Malaysia is one of Southeast Asia's most industrialised economies and a significant node in global electronics supply chains, manufacturing roughly 13% of the world's semiconductor packaging and testing. The JS-SEZ is the largest greenfield industrial zone in the region and, if it reaches its potential, would make the Johor-Singapore corridor the premier manufacturing address for companies seeking to serve both US and Chinese markets from a neutral jurisdictional base. The transshipment risk is the central credibility question: if the US determines Malaysia is a systematic conduit for circumventing China tariffs, it could reduce Malaysia's tariff preference status, which would undermine the entire JS-SEZ investment proposition.

What to watch

  • Whether RM73bn in investment inquiries converts into signed commitments and groundbreaking, and which US and other firms are the anchor tenants.

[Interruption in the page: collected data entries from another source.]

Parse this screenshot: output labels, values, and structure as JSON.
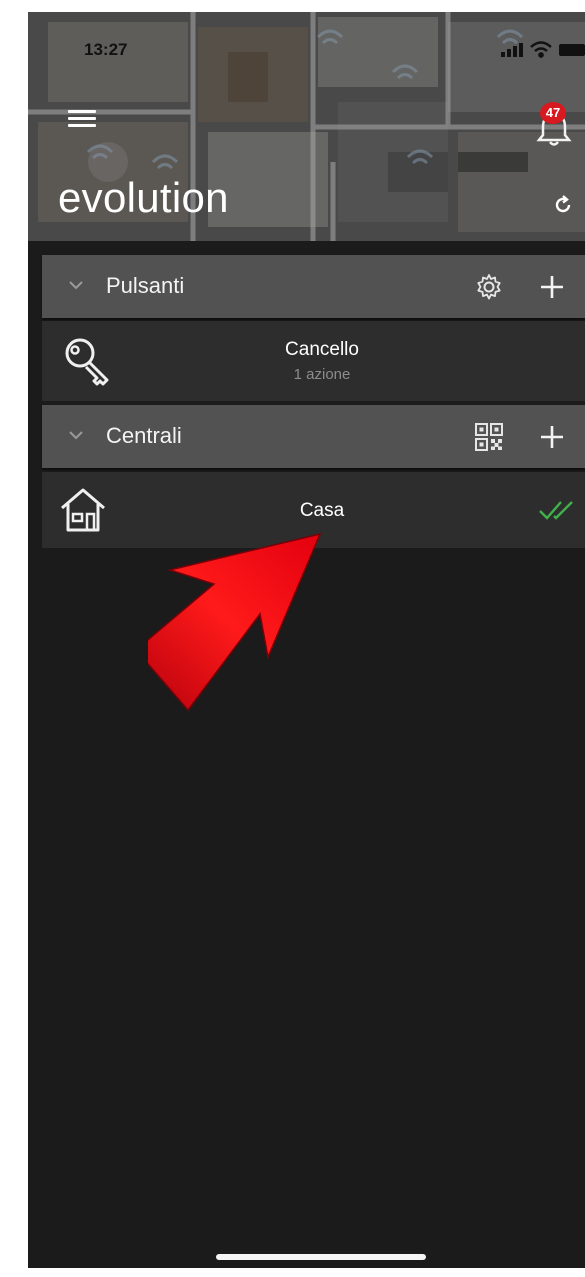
{
  "status_bar": {
    "time": "13:27"
  },
  "header": {
    "title": "evolution",
    "notification_count": "47",
    "icons": [
      "menu-icon",
      "bell-icon",
      "refresh-icon"
    ]
  },
  "sections": [
    {
      "label": "Pulsanti",
      "actions": [
        "gear-icon",
        "plus-icon"
      ],
      "items": [
        {
          "title": "Cancello",
          "subtitle": "1 azione",
          "icon": "key-icon"
        }
      ]
    },
    {
      "label": "Centrali",
      "actions": [
        "qr-code-icon",
        "plus-icon"
      ],
      "items": [
        {
          "title": "Casa",
          "icon": "house-icon",
          "status_icon": "double-check-icon",
          "status_color": "#3fb24a"
        }
      ]
    }
  ],
  "colors": {
    "background": "#1b1b1b",
    "section_header": "#525252",
    "item_row": "#2d2d2d",
    "badge": "#d71920",
    "annotation_arrow": "#e3000f"
  }
}
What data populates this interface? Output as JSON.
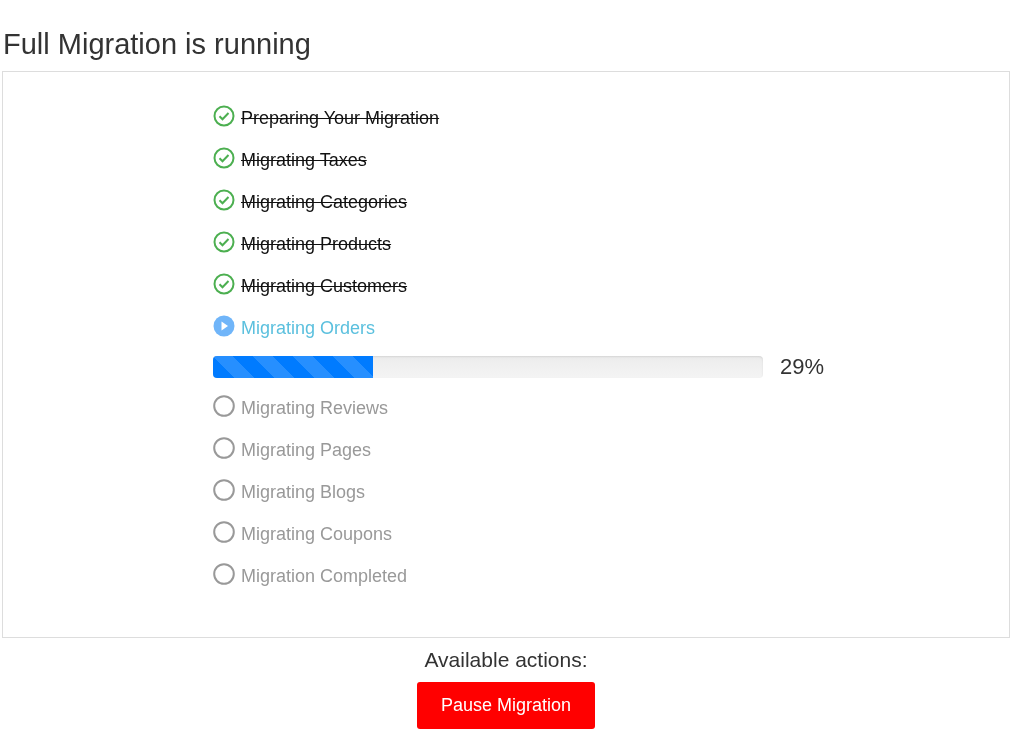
{
  "title": "Full Migration is running",
  "steps": [
    {
      "label": "Preparing Your Migration",
      "kind": "done"
    },
    {
      "label": "Migrating Taxes",
      "kind": "done"
    },
    {
      "label": "Migrating Categories",
      "kind": "done"
    },
    {
      "label": "Migrating Products",
      "kind": "done"
    },
    {
      "label": "Migrating Customers",
      "kind": "done"
    },
    {
      "label": "Migrating Orders",
      "kind": "running",
      "progress": {
        "level": 0.29,
        "reading": "29%"
      }
    },
    {
      "label": "Migrating Reviews",
      "kind": "pending"
    },
    {
      "label": "Migrating Pages",
      "kind": "pending"
    },
    {
      "label": "Migrating Blogs",
      "kind": "pending"
    },
    {
      "label": "Migrating Coupons",
      "kind": "pending"
    },
    {
      "label": "Migration Completed",
      "kind": "pending"
    }
  ],
  "actions": {
    "heading": "Available actions:",
    "buttons": [
      "Pause Migration"
    ]
  }
}
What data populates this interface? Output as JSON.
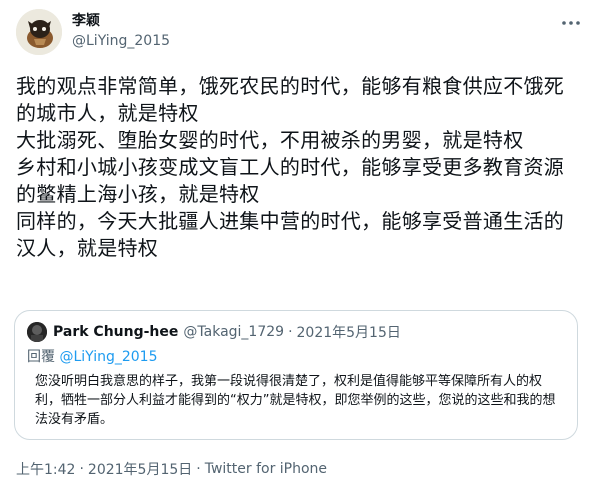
{
  "author": {
    "display_name": "李颖",
    "username": "@LiYing_2015"
  },
  "tweet": {
    "paragraphs": [
      "我的观点非常简单，饿死农民的时代，能够有粮食供应不饿死的城市人，就是特权",
      "大批溺死、堕胎女婴的时代，不用被杀的男婴，就是特权",
      "乡村和小城小孩变成文盲工人的时代，能够享受更多教育资源的鳖精上海小孩，就是特权",
      "同样的，今天大批疆人进集中营的时代，能够享受普通生活的汉人，就是特权"
    ]
  },
  "quote": {
    "display_name": "Park Chung-hee",
    "username": "@Takagi_1729",
    "separator": "·",
    "date": "2021年5月15日",
    "reply_prefix": "回覆",
    "reply_to": "@LiYing_2015",
    "text": "您没听明白我意思的样子，我第一段说得很清楚了，权利是值得能够平等保障所有人的权利，牺牲一部分人利益才能得到的“权力”就是特权，即您举例的这些，您说的这些和我的想法没有矛盾。"
  },
  "footer": {
    "time": "上午1:42",
    "separator": "·",
    "date": "2021年5月15日",
    "source": "Twitter for iPhone"
  },
  "colors": {
    "text": "#0f1419",
    "secondary": "#536471",
    "link": "#1d9bf0",
    "border": "#cfd9de"
  },
  "icons": {
    "more": "more-icon"
  }
}
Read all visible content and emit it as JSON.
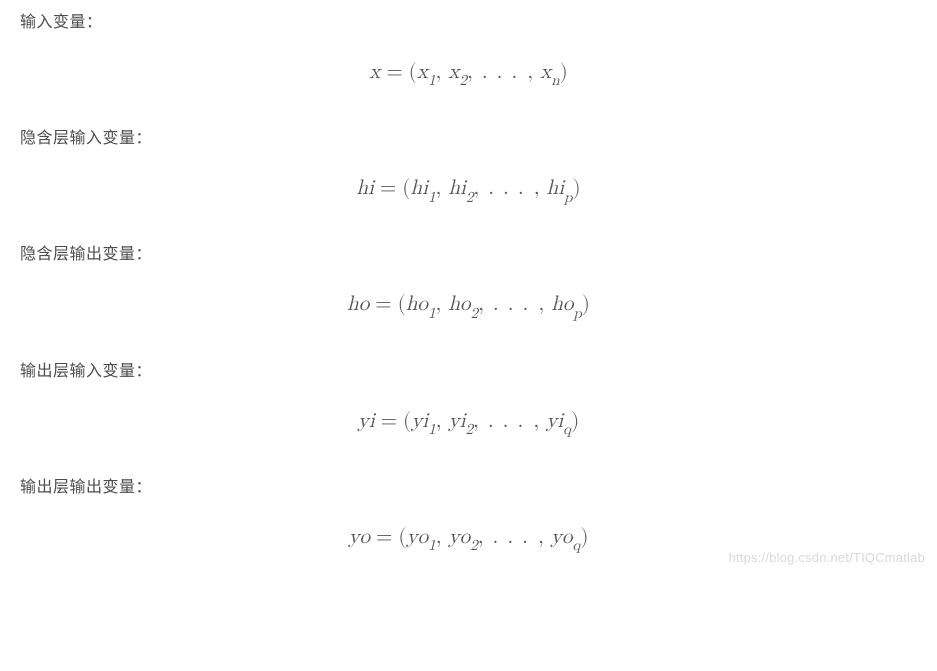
{
  "sections": {
    "input_var": {
      "label": "输入变量：",
      "formula_plain": "x = (x1, x2, ..., xn)"
    },
    "hidden_in": {
      "label": "隐含层输入变量：",
      "formula_plain": "hi = (hi1, hi2, ..., hip)"
    },
    "hidden_out": {
      "label": "隐含层输出变量：",
      "formula_plain": "ho = (ho1, ho2, ..., hop)"
    },
    "output_in": {
      "label": "输出层输入变量：",
      "formula_plain": "yi = (yi1, yi2, ..., yiq)"
    },
    "output_out": {
      "label": "输出层输出变量：",
      "formula_plain": "yo = (yo1, yo2, ..., yoq)"
    }
  },
  "formula_parts": {
    "x": {
      "lhs": "x",
      "t1": "x",
      "s1": "1",
      "t2": "x",
      "s2": "2",
      "t3": "x",
      "s3": "n"
    },
    "hi": {
      "lhs": "hi",
      "t1": "hi",
      "s1": "1",
      "t2": "hi",
      "s2": "2",
      "t3": "hi",
      "s3": "p"
    },
    "ho": {
      "lhs": "ho",
      "t1": "ho",
      "s1": "1",
      "t2": "ho",
      "s2": "2",
      "t3": "ho",
      "s3": "p"
    },
    "yi": {
      "lhs": "yi",
      "t1": "yi",
      "s1": "1",
      "t2": "yi",
      "s2": "2",
      "t3": "yi",
      "s3": "q"
    },
    "yo": {
      "lhs": "yo",
      "t1": "yo",
      "s1": "1",
      "t2": "yo",
      "s2": "2",
      "t3": "yo",
      "s3": "q"
    }
  },
  "symbols": {
    "eq": "=",
    "lp": "(",
    "rp": ")",
    "comma": ",",
    "dots": ". . ."
  },
  "watermark": "https://blog.csdn.net/TIQCmatlab"
}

  • US trade enforcement actions: whether the US Customs and Border Protection or the Office of the US Trade Representative takes formal action on Malaysian transshipment and what Malaysia's compliance response is.
  • Malaysia-China capital market cooperation: whether the joint masterplan produces specific cross-listed securities or investment products, and whether this creates any tension with the US investor pitch.
  • Singapore-Johor infrastructure: whether the Rapid Transit System Link between Johor Bahru and Woodlands (Singapore) is completed on the 2026-2027 timeline needed to make the SEZ's labour-commute model viable.